Sembra una favola ma non lo è.
È una storia vera quella di Ahmed Malis, una storia che Nicoletta Bortolotti racconta nel libro “Disegnavo pappagalli verdi alla fermata del metrò”, un libro che riesce a farci immedesimare nel mondo di un ragazzo di 19 anni che ha “la fame di chi non ha avuto niente” e desidera solo disegnare. Lo desidera da quando era piccolo, e da autodidatta si è impadronito di uno straordinario stile iperrealistico. Ma è figlio di immigrati egiziani, e disegnare è un lusso. Perché anche le matite da disegno costano.
Eppure basta trovare qualcuno che creda in lui, nel suo talento, nella sua determinazione e tutto va come deve andare.
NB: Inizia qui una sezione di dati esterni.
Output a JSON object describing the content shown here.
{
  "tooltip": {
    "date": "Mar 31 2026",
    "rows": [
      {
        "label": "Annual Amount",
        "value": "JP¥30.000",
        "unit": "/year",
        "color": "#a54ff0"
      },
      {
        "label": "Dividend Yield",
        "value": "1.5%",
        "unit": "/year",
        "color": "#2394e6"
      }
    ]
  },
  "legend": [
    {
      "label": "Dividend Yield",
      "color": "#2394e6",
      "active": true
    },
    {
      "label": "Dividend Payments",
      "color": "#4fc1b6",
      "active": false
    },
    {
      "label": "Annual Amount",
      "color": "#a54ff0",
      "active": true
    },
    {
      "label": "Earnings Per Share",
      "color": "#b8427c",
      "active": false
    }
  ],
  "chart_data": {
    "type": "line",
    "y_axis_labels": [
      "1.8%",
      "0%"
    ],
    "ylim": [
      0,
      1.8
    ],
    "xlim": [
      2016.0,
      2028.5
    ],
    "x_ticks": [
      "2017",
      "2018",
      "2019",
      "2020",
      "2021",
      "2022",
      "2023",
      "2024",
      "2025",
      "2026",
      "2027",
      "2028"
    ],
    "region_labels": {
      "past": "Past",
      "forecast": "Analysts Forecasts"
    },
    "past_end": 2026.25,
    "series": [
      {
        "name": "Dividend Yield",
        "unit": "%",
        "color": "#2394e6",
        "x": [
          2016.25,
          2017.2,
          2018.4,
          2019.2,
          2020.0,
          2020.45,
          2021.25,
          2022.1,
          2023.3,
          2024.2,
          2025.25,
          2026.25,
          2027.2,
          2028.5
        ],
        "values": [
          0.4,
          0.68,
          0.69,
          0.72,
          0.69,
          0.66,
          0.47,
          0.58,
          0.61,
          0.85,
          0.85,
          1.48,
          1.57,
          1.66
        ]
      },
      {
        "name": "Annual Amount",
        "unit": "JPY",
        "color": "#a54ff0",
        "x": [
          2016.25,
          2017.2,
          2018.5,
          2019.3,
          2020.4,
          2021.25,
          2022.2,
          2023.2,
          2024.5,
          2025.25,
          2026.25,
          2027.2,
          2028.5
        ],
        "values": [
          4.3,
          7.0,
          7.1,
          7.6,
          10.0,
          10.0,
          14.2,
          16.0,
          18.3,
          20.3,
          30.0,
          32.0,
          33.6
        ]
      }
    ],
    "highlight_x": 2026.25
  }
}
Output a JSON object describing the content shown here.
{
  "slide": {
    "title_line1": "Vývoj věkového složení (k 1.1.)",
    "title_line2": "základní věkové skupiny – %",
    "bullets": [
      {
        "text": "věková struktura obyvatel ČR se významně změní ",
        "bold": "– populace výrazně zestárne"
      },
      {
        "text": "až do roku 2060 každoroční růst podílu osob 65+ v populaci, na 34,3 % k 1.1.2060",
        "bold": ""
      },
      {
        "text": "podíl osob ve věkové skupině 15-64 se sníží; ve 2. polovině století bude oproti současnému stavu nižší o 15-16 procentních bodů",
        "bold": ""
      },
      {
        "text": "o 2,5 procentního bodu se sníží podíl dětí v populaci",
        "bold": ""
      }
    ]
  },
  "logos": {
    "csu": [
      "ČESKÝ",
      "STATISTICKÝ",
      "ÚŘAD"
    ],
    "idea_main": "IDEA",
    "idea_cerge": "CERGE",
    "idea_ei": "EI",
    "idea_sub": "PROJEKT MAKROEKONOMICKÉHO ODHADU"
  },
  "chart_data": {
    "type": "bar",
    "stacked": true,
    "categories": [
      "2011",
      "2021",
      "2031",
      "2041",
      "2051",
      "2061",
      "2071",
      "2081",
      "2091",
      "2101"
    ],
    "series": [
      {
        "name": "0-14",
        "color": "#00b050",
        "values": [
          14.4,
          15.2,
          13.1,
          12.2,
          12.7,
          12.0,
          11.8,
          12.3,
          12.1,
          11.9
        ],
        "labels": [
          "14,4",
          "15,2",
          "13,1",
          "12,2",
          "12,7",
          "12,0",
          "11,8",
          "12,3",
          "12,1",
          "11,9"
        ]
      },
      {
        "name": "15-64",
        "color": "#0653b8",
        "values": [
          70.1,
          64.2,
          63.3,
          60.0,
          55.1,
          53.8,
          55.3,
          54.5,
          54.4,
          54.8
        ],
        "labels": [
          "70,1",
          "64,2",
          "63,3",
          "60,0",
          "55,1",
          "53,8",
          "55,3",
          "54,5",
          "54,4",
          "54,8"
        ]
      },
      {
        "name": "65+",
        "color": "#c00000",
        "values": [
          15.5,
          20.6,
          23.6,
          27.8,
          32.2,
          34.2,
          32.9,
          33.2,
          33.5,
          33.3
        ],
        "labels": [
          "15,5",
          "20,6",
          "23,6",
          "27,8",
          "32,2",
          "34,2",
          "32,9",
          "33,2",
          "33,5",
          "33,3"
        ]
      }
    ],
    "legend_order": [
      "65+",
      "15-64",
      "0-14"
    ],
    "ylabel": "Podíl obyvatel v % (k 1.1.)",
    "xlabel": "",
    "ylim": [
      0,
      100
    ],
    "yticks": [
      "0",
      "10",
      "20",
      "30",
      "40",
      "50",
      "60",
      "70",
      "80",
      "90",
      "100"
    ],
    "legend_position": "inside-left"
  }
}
Come nelle favole.
La storia di Ahmed Malis è bellissima ed esemplare, ma è al tempo stesso molto amara: quanti altri ragazzi delle periferie, senza mezzi, senza possibilità e senza l’incontro con un angelo silenzioso sono costretti a rinunciare ai loro sogni e accantonare il loro talento, travolti da una vita dura fin dall’inizio, quando dovrebbe essere ancora lecito pensare di poter fare tutto?
Però forse leggere la sua storia può essere di incitamento e speranza per tutti gli Ahmed Malis che ogni giorno incrociamo sulle nostre strade, ma che preferiamo non vedere, perché ai nostri occhi appaiono semplicemente come “persone di una classe inferiore”, come urla a un certo punto Ahmed nel libro, consapevole delle ingiustizie di questo nostro mondo.
Ma soprattutto la dovrebbero leggere tutti quelli che giudicano le persone da come si vestono, dal colore della pelle, dalla musica che ascoltano senza riuscire a guardare oltre, e soprattutto dentro le persone.